Methylation assay and quality control
Peripheral whole blood DNA was extracted using standard techniques. Following bisulfite conversion, DNA methylation analysis of the samples was performed using the Illumina Infinium methylation 450k or EPIC bead chip arrays (San Diego, CA), according to the manufacturer’s protocol. The resulting methylated and unmethylated signal intensity data were imported into R 3.4.2 for analysis. Normalization was performed using Illumina normalization method with background correction using the minfi package[40]. Probes with detection p value > 0.01, those located on chromosomes X and Y, those known to contain single-nucleotide polymorphisms at the CpG interrogation or single-nucleotide extension, and probes known to cross-react with chromosomal locations other than their target regions were removed. Arrays with more than 5% failed probe rate were excluded from the analysis. All of the samples were examined for genome-wide methylation density, and those deviating from a bimodal distribution were excluded. Factor analysis using a principal component analysis was performed to rule out batch effect or unexplained variations. Outliers were identified in this analysis and removed. No batch effect was observed by factor analysis. All of the patients and controls clustered together and did not separate based on the batch variable.

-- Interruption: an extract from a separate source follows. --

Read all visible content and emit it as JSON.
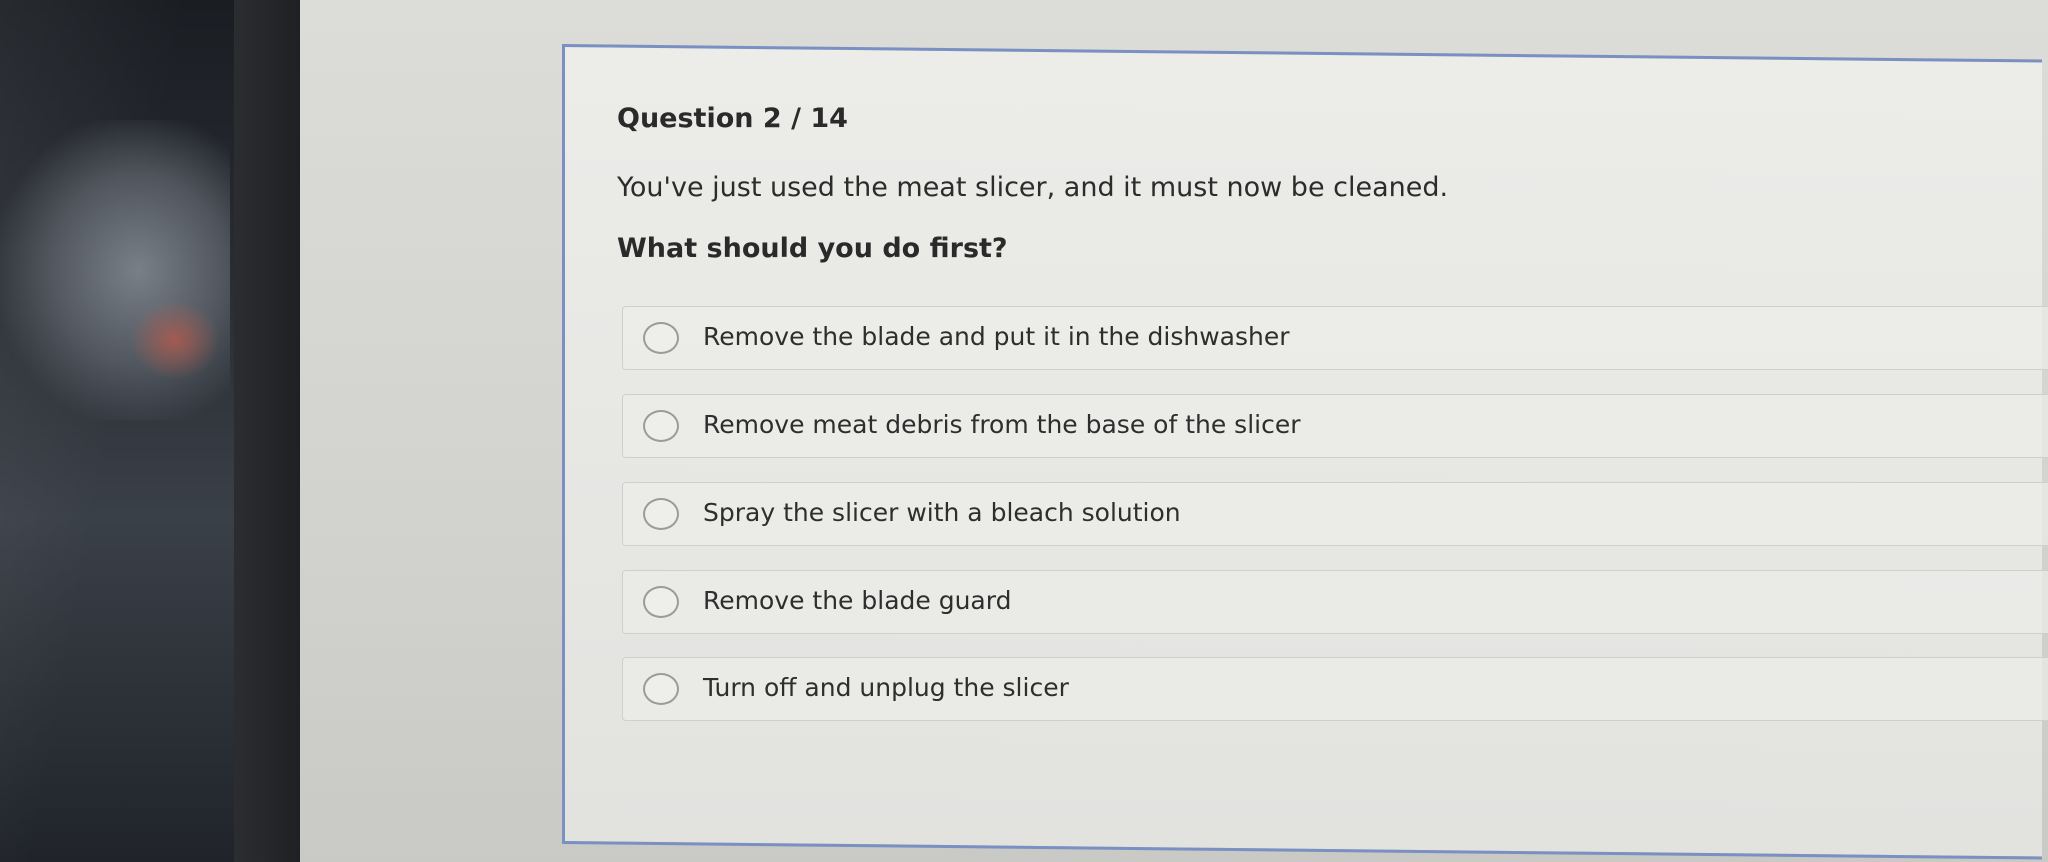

Selection of controls for methylation profiling
For every iteration aiming at the identification of the methylation profiles or feature selection, a random sample of controls was selected separately from our reference cohort to be compared with the case groups. Matching was done by age and array type using the MatchIt package for every group. The sample size of the controls was increased until both the matching quality and sample size were at their optimum and consistent across all analyses. This led to the determination of a control sample size six times larger than the case groups in every comparison. Increasing the sample size beyond this value impaired the matching quality. Given the CSS samples were assayed using two different Infinium arrays (450k and EPIC), we matched the controls to the cases according to the array type to ensure that our findings are not confounded by technical variation. The analyses only considered probes shared by both arrays to maintain consistency in computational workflow and biological interpretability of the findings.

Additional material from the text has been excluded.